A Glenda Haas cultiva oliveiras na propriedade da família em Cachoeira do Sul (RS), onde encontrou clima similar ao da região mediterrânea, lugar no planeta onde essa história toda começa – da Humanidade e do azeite. Ela produz o Lagar H, monovarietais extravirgens de Koroneiki, Arbequina, Coratina, Frantoio, Manzanilla e um blend da safra – e já tem prêmios. Conheci a Glenda e os sabores do Lagar H (de Haas) em uma degustação na Escola Wilma Kovesi e já saí com um “presente grego” (vamos atualizar esse conceito?) que a Glenda me deu. A Drica Martins Costa, em Rosário do Sul (RS), possui uma lavoura de oliveiras há sete anos e produz o premiado Território 63 com intenso profissionalismo e paixão. Mirando o exemplo de Atenas, as mulheres no pampa gaúcho estão escrevendo histórias reais para o azeite brasileiro.
Araucárias, gralhas e bruxas
É por causa de um pássaro azul e delicado que a araucária, árvore símbolo do Sul do país, se mantém majestosa na paisagem serrana. São as gralhas azuis quem a semeia, ao esconder no solo sua semente – o pinhão – com planos de comê-lo mais tarde (mais ou menos como eu faço quando chego em casa com pinhões do mercado...). Diz a lenda que as gralhas gritonas têm o poder de defender a Mata das Araucárias, possivelmente com seus gritos (são mais de 15 diferentes!), pois nenhuma arma que aponte para elas consegue atirar.
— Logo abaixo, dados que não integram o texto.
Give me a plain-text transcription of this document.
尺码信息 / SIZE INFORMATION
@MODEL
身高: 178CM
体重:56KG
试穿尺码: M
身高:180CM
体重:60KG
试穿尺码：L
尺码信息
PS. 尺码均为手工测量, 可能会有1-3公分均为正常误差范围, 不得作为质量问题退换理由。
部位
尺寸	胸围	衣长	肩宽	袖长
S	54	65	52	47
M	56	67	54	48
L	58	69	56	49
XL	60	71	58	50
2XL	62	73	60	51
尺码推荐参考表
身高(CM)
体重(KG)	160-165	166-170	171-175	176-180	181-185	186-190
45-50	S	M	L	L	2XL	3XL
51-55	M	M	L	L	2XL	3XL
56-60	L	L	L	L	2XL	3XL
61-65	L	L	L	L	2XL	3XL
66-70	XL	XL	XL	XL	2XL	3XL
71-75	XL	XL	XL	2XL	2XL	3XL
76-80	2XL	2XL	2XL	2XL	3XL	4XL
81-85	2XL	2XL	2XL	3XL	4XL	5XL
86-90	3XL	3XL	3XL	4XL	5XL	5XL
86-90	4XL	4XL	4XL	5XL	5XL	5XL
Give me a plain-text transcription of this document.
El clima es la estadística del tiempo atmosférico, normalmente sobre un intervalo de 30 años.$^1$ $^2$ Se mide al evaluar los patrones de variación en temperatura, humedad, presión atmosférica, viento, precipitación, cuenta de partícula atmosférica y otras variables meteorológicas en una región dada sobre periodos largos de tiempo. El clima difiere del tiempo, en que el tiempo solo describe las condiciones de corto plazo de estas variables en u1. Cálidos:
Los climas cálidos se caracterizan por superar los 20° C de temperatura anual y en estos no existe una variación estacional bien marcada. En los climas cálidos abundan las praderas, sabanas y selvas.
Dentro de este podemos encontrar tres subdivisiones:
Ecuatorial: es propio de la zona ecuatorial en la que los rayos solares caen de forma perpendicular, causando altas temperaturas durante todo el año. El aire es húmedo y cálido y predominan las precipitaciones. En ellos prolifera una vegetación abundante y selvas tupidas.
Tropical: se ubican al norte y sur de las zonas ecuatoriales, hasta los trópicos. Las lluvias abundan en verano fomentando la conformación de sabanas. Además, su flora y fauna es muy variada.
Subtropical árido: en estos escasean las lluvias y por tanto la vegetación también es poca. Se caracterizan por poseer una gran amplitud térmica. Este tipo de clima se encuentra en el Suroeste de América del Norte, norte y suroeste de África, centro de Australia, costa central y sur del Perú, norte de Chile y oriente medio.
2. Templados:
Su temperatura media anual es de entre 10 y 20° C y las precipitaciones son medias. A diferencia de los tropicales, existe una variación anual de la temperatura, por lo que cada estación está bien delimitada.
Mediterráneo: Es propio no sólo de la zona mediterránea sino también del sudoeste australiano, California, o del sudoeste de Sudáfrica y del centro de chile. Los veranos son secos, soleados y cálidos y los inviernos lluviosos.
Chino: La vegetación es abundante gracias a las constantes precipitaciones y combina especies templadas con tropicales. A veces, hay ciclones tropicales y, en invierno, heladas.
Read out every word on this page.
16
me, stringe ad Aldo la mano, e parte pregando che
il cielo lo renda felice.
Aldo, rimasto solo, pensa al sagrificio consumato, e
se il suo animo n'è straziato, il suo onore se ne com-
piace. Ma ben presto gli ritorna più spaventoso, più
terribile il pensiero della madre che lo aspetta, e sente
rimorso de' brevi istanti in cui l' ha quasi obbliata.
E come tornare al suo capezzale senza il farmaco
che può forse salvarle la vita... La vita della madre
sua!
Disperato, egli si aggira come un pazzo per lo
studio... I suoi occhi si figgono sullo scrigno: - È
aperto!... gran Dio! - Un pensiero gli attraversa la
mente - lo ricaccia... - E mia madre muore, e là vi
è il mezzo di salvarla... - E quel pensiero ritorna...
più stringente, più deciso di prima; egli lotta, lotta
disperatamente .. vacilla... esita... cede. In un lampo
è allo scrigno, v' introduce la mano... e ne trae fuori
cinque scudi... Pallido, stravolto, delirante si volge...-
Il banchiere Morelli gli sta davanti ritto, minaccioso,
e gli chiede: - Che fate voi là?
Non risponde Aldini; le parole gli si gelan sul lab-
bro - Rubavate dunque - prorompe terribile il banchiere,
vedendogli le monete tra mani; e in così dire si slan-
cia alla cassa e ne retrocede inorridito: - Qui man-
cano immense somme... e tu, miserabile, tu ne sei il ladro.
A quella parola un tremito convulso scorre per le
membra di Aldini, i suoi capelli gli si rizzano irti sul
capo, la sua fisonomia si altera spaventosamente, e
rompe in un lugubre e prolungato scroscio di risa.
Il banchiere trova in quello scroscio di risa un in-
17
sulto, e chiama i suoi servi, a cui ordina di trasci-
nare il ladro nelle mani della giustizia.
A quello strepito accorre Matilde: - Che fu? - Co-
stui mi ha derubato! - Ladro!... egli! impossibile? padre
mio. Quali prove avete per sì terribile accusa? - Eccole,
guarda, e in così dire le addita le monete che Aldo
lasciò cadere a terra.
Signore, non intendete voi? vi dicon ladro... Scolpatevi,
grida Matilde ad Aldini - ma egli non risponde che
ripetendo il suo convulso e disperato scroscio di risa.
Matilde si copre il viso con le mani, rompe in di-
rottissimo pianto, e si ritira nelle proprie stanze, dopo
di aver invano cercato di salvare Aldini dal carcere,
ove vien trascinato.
É nesse cenário feérico, entre pássaros, fadas e uma névoa persistente, que vive uma bruxa tão corajosa quanto frágil com o sugestivo nome de Graça. É a ela que recorro para me aconselhar, esporadicamente, entre visões e previsões que vai desfiando. Graça é vidente, astróloga e uma alma poderosa em um corpo delicado – a minha gralhinha azul a semear frutos que, bem cuidados, irei saborear no futuro. Pode ser que essa seja mais uma lenda, mas para mim é um presente.
Amar o mar
Gaúcha criada no pampa e na urbe, entre lendas de solidão, rudeza e bravura que essa paisagem pode conceber, a rota de fuga imaginária levava invariavelmente ao mar, o desejo oceânico de sobreviver com água e sol entre os verdazuis de uma natureza mais gentil. Amar o mar era, na época, nosso verbo definitivo. Não seríamos nós as gurias que somos sem essa paixão.
Os cabelos lambidos presos na testa pela fivela plástica emolduravam os sonhos que pulavam pelos nossos olhos até a ponte de embarque mais próxima. Toda essa imaginação encoberta por tricôs pesados tinha por baixo os biquinis de cordinha que ansiávamos desfilar. De carro, de ônibus ou avião, chegaríamos à Santa Catarina, ao Rio de Janeiro, à Rio-Santos selvagem e lá estenderíamos nossas cangas mofadas para nos deitar na areia em cruz como oferendas a ele, o Poseidon que, começando pelos pés, nos arrebataria inteiras.
Amar o mar é o sentimento que Rodolfo Vilar propagou, ao pousar os olhos, sabedoria e generosidade nas águas e frutos do mar em Ilha Bela, quando criou o projeto A.mar. Pescador desde pequeno, empresário e ativista ambiental, com o projeto ele está desenvolvendo, no local, um polo de produção de pescados com denominação de origem – conservas de polvo, mexilhões e lula, botarga, karasumi (ovas de tainha secas), uma sensacional copa de atum, ovas na latinha. Formando produtores entre a população local, preservando as técnicas de conservação e beneficiamento de pescados – corte, defumação, secagem – e inserindo tecnologias para o desenvolvimento do produto, Rodolfo pode vir a se tornar uma lenda, tudo baseado em fatos reais e verdadeiros. A visita ao laboratório em Ilha Bela resgata o sonho juvenil de ser abduzida por um deus do mar, quando o pescador-cientista surge para receber os visitantes com a degustação de seus petiscos marinhos acompanhada de vinhos incríveis!